There are a couple of reasons why HashMap
cannot be thread safe without some form of synchronization.
Hash collisions
HashMap
handles collisions by creating a linked list in the node. If the size of the list grows past a certain threshold, it transforms it into a tree. This means that in a multithreaded environment, you could have 2 threads writing and reading to a tree or to a linked list, which will obviously be problematic.
One solution would be to re-create the entire linked list or tree in parallel and set it at the hash map node when it's ready (this is basically a "copy-on-write" strategy), but apart of the horrible performance, you would still need to use a lock
when putting data (for the same reason as explained in the next point).[1]

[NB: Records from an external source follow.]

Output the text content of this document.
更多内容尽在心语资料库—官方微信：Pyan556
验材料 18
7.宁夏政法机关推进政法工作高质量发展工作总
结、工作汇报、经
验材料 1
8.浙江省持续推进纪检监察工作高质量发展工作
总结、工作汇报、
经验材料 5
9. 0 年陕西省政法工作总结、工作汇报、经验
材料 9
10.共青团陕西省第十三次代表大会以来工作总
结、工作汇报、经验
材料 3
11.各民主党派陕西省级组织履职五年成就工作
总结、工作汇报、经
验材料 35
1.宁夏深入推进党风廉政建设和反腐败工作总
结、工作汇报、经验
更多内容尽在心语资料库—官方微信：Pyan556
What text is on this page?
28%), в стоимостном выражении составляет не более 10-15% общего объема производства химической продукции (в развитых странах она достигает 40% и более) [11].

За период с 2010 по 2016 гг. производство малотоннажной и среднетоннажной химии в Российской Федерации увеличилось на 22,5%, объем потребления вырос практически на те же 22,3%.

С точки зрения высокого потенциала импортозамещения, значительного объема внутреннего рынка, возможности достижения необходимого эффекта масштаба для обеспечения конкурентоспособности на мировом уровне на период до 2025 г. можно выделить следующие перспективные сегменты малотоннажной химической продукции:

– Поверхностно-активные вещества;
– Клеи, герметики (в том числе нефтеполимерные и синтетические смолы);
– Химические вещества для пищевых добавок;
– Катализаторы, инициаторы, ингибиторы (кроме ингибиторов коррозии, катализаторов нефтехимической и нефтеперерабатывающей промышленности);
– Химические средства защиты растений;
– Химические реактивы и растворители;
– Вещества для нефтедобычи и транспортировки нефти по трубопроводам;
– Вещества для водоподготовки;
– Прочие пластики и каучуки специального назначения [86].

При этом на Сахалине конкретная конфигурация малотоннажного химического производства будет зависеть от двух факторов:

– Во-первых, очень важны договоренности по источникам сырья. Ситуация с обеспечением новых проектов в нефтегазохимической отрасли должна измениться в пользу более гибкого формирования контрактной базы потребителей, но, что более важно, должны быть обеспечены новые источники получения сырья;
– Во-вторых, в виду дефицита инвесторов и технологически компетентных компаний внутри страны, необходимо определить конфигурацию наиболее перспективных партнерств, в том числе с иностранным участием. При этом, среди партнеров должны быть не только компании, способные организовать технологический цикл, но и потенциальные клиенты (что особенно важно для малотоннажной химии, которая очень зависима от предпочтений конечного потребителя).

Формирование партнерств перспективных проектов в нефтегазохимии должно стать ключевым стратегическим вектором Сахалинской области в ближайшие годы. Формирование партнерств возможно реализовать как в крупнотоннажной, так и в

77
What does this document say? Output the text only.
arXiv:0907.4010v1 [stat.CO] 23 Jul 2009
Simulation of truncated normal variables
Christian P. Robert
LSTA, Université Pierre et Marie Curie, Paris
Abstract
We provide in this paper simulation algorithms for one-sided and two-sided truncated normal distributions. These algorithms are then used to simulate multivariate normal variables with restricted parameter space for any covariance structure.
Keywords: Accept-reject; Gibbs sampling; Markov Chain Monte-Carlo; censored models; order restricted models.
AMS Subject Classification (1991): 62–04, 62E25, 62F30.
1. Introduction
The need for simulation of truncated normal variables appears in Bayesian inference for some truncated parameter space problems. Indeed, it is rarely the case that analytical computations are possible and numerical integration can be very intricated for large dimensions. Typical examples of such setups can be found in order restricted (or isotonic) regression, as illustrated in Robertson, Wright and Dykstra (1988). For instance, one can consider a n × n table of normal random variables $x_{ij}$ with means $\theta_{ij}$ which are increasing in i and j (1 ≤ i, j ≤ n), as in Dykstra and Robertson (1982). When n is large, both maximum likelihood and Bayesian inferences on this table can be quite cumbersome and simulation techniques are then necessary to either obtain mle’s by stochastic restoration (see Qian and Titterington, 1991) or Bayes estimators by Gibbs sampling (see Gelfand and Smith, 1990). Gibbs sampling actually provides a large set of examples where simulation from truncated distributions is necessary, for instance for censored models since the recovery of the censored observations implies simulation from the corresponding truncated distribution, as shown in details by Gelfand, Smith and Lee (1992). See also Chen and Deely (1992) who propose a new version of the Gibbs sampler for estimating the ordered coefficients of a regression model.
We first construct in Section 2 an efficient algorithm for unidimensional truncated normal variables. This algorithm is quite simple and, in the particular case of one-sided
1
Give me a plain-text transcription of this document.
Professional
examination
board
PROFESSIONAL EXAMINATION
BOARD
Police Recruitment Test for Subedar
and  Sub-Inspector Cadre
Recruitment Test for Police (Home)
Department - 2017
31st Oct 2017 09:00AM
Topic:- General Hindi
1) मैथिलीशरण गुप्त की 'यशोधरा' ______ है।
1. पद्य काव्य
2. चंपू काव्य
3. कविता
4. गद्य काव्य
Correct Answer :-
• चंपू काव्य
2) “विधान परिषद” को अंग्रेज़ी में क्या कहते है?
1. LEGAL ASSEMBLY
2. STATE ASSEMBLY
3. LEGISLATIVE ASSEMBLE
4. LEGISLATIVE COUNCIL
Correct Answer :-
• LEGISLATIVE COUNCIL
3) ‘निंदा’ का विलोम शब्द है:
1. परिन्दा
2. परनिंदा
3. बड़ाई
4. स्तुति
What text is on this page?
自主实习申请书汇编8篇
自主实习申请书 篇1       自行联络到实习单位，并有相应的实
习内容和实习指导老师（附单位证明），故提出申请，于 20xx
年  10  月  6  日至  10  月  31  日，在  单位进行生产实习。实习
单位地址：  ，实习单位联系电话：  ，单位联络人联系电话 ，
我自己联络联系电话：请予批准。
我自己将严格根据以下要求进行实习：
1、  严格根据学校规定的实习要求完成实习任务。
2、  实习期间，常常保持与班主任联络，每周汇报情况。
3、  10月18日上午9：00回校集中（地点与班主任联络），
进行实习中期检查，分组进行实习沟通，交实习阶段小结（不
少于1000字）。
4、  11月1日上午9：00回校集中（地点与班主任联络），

Assigning a new reference to the table
You mentioned that for resizes, we could use the "copy-on-write" strategy and once the new hash table is ready, we set it atomically to the reference of the table. This indeed works in the new Java Memory Model: [2] if the object is immutable (final member variables):
An object is considered to be completely initialized when its constructor finishes. A thread that can only see a reference to an object after that object has been completely initialized is guaranteed to see the correctly initialized values for that object's final fields.
However, you would still need to synchronize the entire creating of the new hashtable based on the old hashtable. That's because you could have two racy threads resizing the hashtable concurrently, and you would essentially loose one of the put
operations.
This is what is done in the CopyOnWriteArrayList
, for example.
1Note that this lock could have a much smaller granularity than the entire table. In the limit, you could have a separate lock for every node. Using different locks for different sections of a hashtable is a common strategy to achieve thread safety while minimizing thread contention.
2Another side note: assignment of references to objects and primitive types are always atomic except for long
and double
. For these types which are 64bit, a racing thread could see only one of the words of 32bit written. You need to make them volatile to guarantee atomicity.